Segundo dados do Anuário Brasileiro de Segurança Pública do Paraná, o número de mortes de policiais dobrou em 2017. Em 2016, 21 policiais morreram fora do horário de serviço, no ano anterior 13 faleceram enquanto estavam de folga. Já em escala de trabalho, foram quatro mortes em 2016 e seis em 2015.
Mesmo sendo números relativamente baixos, a estatística não deixa de ser preocupante, pois se trata de trabalhadores que dão a vida para manter a segurança da população.
No Norte Pioneiro, a família do soldado da Polícia Militar do 2º Batalhão, Wilson Alves Rosa, sofreu e ainda sofre como ninguém por ter um ente em meio a esses índices.
Infelizmente, a dor da família e a comoção da população que presenciou ou ouviu a história trágica do policial não se apagam, como conta o PM Ricardo Alves Rosa, filho de Wilson, que herdou do pai o amor pela profissão, assim como seus três irmãos, Wilian Alves Rosa, Nadir Donizete Alves e Diarles Alves Rosa, que, atualmente, honram a farda no município de Ibaiti.
“A dor nunca vai acabar, meu pai é nosso exemplo, tiramos dele a força para continuarmos lutando por essa profissão que carece de amor e dom para exercer”, comenta Ricardo.
Wilson, a quem Ricardo se refere, ingressou na Polícia Militar em 1976, exerceu a profissão durante 16 anos, quando teve sua vida ceifada por um criminoso. Ainda hoje, o PM é lembrado na região, pelos companheiros de farda e pela população, que reconhecem seu engajamento na segurança pública em diversas companhias do 2º BPM.
Homicídio
Tudo aconteceu no dia 30 de agosto de 1992, quando Wilson prestava serviço à Companhia de Ibaiti, no Distrito do Campinho e, lamentavelmente, não voltou para casa após um plantão noturno.

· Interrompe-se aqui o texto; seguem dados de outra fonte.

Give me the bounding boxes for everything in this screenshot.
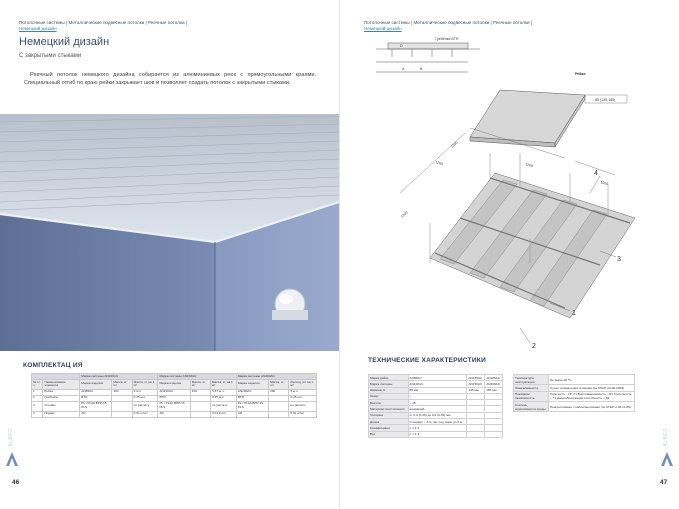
label-dim-d: D [400, 44, 403, 48]
page-subtitle: С закрытыми стыками [19, 53, 82, 59]
column-header: Марка изделия [235, 378, 270, 390]
table-cell: AR [235, 410, 270, 418]
technical-drawing: Гребёнка BTR D A B Рейка 85 (135,185) 12… [376, 37, 636, 350]
column-header: Масса, кг, шт [268, 378, 290, 390]
callout-2: 2 [532, 343, 536, 350]
intro-paragraph: Реечный потолок немецкого дизайна собира… [24, 72, 316, 86]
table-cell [111, 410, 133, 418]
label-dim-1200c: 1200 [525, 162, 534, 168]
label-dim-1200b: 1200 [450, 141, 459, 149]
page-title: Немецкий дизайн [19, 36, 110, 48]
section-title-specs: ТЕХНИЧЕСКИЕ ХАРАКТЕРИСТИКИ [368, 357, 486, 364]
table-cell: PL / PL2A BPP-15 PLS [157, 400, 191, 412]
column-header: Расход, шт на 1 м² [288, 378, 317, 390]
label-dim-b: B [420, 67, 423, 71]
column-header: № п/ п [30, 378, 44, 390]
spec-row: Вес α = 1,3 [368, 430, 503, 438]
column-header: Марка изделия [79, 378, 113, 390]
breadcrumb: Потолочные системы | Металлические подве… [364, 20, 532, 32]
callout-3: 3 [617, 256, 621, 263]
spec-value [484, 430, 503, 438]
table-cell: по расчёту [131, 400, 159, 412]
table-cell: 4 [30, 410, 44, 418]
table-cell: по расчёту [288, 400, 317, 412]
spec-value: Не выше 90 °С [547, 373, 636, 386]
spec-value: Неагрессивная, слабоагрессивная (по СНиП… [547, 401, 636, 413]
label-rail-dim: 85 (135,185) [595, 98, 615, 102]
table-cell: 0.01 кг/шт [210, 410, 237, 418]
spec-row: Степень агрессивности среды Неагрессивная… [513, 401, 636, 413]
table-cell: AR [157, 410, 191, 418]
page-number-right: 47 [660, 479, 668, 486]
table-row: 3 Угловик PL / PL2A BPP-15 PLS по расчёту PL… [30, 400, 317, 412]
brand-triangle-icon [6, 452, 18, 466]
section-title-configuration: КОМПЛЕКТАЦ ИЯ [23, 362, 83, 369]
left-page: Потолочные системы | Металлические подве… [0, 0, 339, 509]
table-cell: PL / PL2A BPP-15 PLS [235, 400, 270, 412]
side-brand-right: ALBES [663, 428, 669, 447]
column-header: Масса, кг, шт [189, 378, 212, 390]
spec-key: Температура эксплуатации [513, 373, 549, 386]
label-dim-1200d: 1200 [435, 160, 444, 166]
table-cell [189, 400, 212, 412]
brand-triangle-icon [661, 452, 673, 466]
table-cell: Угловик [42, 400, 81, 412]
column-header: Масса, кг, на 1 м² [131, 378, 159, 390]
breadcrumb-current[interactable]: Немецкий дизайн [19, 26, 187, 32]
spec-table-left: Марка рейки AN85AC AN135AC AN185AC Марка сис… [368, 373, 503, 438]
table-cell [189, 410, 212, 418]
spec-value: α = 1,3 [407, 430, 468, 438]
column-header: Масса, кг, на 1 м² [210, 378, 237, 390]
label-dim-a: A [402, 67, 405, 71]
table-cell: AR [79, 410, 113, 418]
side-brand-left: ALBES [8, 428, 14, 447]
table-cell: Подвес [42, 410, 81, 418]
table-cell [268, 410, 290, 418]
configuration-table: Марка системы AN100AC Марка системы AN15… [30, 373, 318, 418]
table-cell: 0.01 кг/шт [131, 410, 159, 418]
spec-key: Пожарная безопасность [513, 390, 549, 403]
table-cell: PL / PL2A BPP-15 PLS [79, 400, 113, 412]
label-dim-1000: 1000 [600, 180, 609, 186]
table-cell [268, 400, 290, 412]
comb-profile-drawing [376, 42, 480, 73]
label-dim-1200a: 1200 [400, 210, 409, 218]
ceiling-assembly-drawing [399, 127, 636, 319]
spec-table-right: Температура эксплуатации Не выше 90 °С Зон… [513, 373, 636, 413]
callout-1: 1 [572, 310, 576, 317]
column-header: Наименование элемента [42, 378, 81, 390]
spec-key: Вес [368, 430, 409, 438]
breadcrumb: Потолочные системы | Металлические подве… [19, 20, 187, 32]
rail-drawing [469, 89, 586, 148]
table-cell: 3 [30, 400, 44, 412]
breadcrumb-current[interactable]: Немецкий дизайн [364, 26, 532, 32]
spec-value: Горючесть – НГ, Г1 Воспламеняемость – В1… [547, 390, 636, 403]
spec-row: Температура эксплуатации Не выше 90 °С [513, 373, 636, 386]
spec-value [466, 430, 486, 438]
column-header: Масса, кг, шт [111, 378, 133, 390]
page-number-left: 46 [12, 479, 20, 486]
table-cell: по расчёту [210, 400, 237, 412]
table-cell: 0.01 кг/шт [288, 410, 317, 418]
label-comb: Гребёнка BTR [435, 37, 459, 41]
callout-4: 4 [594, 170, 598, 177]
ceiling-photo [0, 114, 339, 351]
column-header: Марка изделия [157, 378, 191, 390]
table-row: 4 Подвес AR 0.01 кг/шт AR 0.01 кг/шт AR 0.01 кг… [30, 410, 317, 418]
spec-key: Степень агрессивности среды [513, 401, 549, 413]
table-cell [111, 400, 133, 412]
spec-row: Пожарная безопасность Горючесть – НГ, Г1 … [513, 390, 636, 403]
label-rail: Рейка [575, 72, 586, 76]
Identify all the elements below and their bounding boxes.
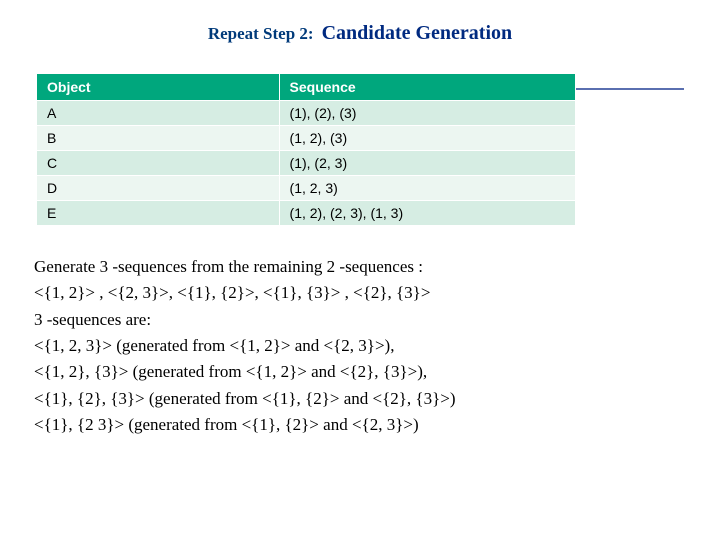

A rotina até então normal do policial tomou um rumo triste, quando o militar foi surpreendido por um criminoso que há alguns anos havia sido preso por Wilson, por conta de um homicídio cometido no Distrito de Santa Maria do Rio do Peixe, município de Congonhinhas.
O criminoso, que se encontrava foragido da Colônia Penal Agrícola do Paraná, resolveu naquele dia se vingar e usando uma faca, tirou a vida do policial, que já chegou morto ao hospital de Ibaiti.
Após dez meses da morte do militar, o criminoso entrou em confronto com policiais de Cascavel e veio a óbito.
Exemplo de retidão e amor à PM, Wilson é lembrado com saudades pela viúva Sebastiana Alves Rosa. “Mesmo estando diariamente em confronto com a criminalidade, eu jamais esperava que isso acontecesse. Ele deixou um legado muito bonito para nossa família, tenho muito orgulho da pessoa que ele era e que tinha amor pela farda”, comenta.
“A tristeza da morte dele é eterna, mas sinto orgulho da pessoa que ele foi, transmitindo aos filhos o dom pela profissão”, finaliza Sebastiana.